NGO network is stronger
“Sure, it’s a good instrument for networking and informational exchange and self-protection. But, there is still an open question; what kind of NGOs will be included in this union? How will it be managed,” Kulbakina asks.

She says the Foreign Agent law is already having an impact on contacts between NGOs.

“I already feel NGOs are more united after the Foreign Agent law went into power. This is a kind of formalization of existing networks and an attempt to make it bigger and stronger,” Tatiana Kulbakina says.

Tatiana Kulbakina is member of Humanist Youth Movement, the first NGO in Murmansk declared as foreign agents. Photo: Thomas Nilsen

Anna Kireeva says former Bellona Murmansk does not participate in any network of Foreign Agent branded civil society groups or exchange information and experiences with others.

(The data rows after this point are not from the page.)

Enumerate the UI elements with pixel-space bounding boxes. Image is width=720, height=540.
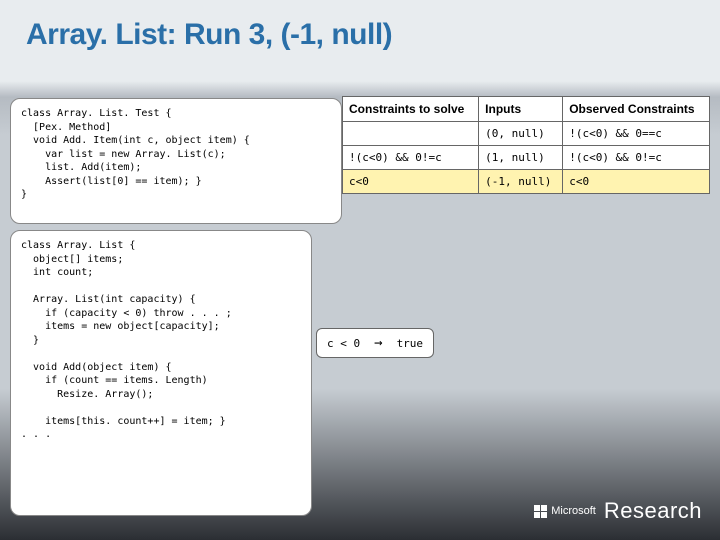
microsoft-squares-icon [534, 505, 547, 518]
table-row: c<0(-1, null)c<0 [343, 170, 710, 194]
table-cell: c<0 [563, 170, 710, 194]
table-cell: !(c<0) && 0==c [563, 122, 710, 146]
callout-rhs: true [397, 337, 424, 350]
footer-logo: Microsoft Research [534, 498, 702, 524]
slide-title: Array. List: Run 3, (-1, null) [26, 18, 392, 52]
arraylist-class-code: class Array. List { object[] items; int … [10, 230, 312, 516]
constraints-table-body: (0, null)!(c<0) && 0==c!(c<0) && 0!=c(1,… [343, 122, 710, 194]
test-class-code: class Array. List. Test { [Pex. Method] … [10, 98, 342, 224]
slide: Array. List: Run 3, (-1, null) class Arr… [0, 0, 720, 540]
arrow-right-icon: → [374, 335, 382, 351]
table-cell [343, 122, 479, 146]
evaluation-callout: c < 0 → true [316, 328, 434, 358]
callout-lhs: c < 0 [327, 337, 360, 350]
col-observed-constraints: Observed Constraints [563, 97, 710, 122]
col-inputs: Inputs [479, 97, 563, 122]
table-cell: !(c<0) && 0!=c [343, 146, 479, 170]
microsoft-logo: Microsoft [534, 505, 596, 518]
table-row: (0, null)!(c<0) && 0==c [343, 122, 710, 146]
constraints-table: Constraints to solve Inputs Observed Con… [342, 96, 710, 194]
table-row: !(c<0) && 0!=c(1, null)!(c<0) && 0!=c [343, 146, 710, 170]
table-cell: (0, null) [479, 122, 563, 146]
col-constraints-to-solve: Constraints to solve [343, 97, 479, 122]
microsoft-text: Microsoft [551, 505, 596, 517]
table-cell: (-1, null) [479, 170, 563, 194]
table-cell: c<0 [343, 170, 479, 194]
table-cell: (1, null) [479, 146, 563, 170]
table-cell: !(c<0) && 0!=c [563, 146, 710, 170]
research-text: Research [604, 498, 702, 524]
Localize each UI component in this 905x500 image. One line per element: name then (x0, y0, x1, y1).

“I don’t see any reason for it,” she says.

The number of NGOs operating in Russia has declined by one third since the Foreign Agent law took effect three years ago, according to a report made for the Presidential Council on Civil Society and Human Rights, writes Interfax.

There are ways around
Well-known human rights lawyer, Ivan Pavlov, says to the Independent Barents Observer that for Russians a “Foreign Agent” sounds like an enemy of the people.

“That is why many of the groups don’t agree with the statues and continue to appeal the categorization in court.”

Pavlov says there are ways around, but then the groups must give up on their domestic nongovernmental statues.

“They can register a business entity or register an NGO abroad. Neither of these options fall under the Foreign Agent” law,” Pavlov says.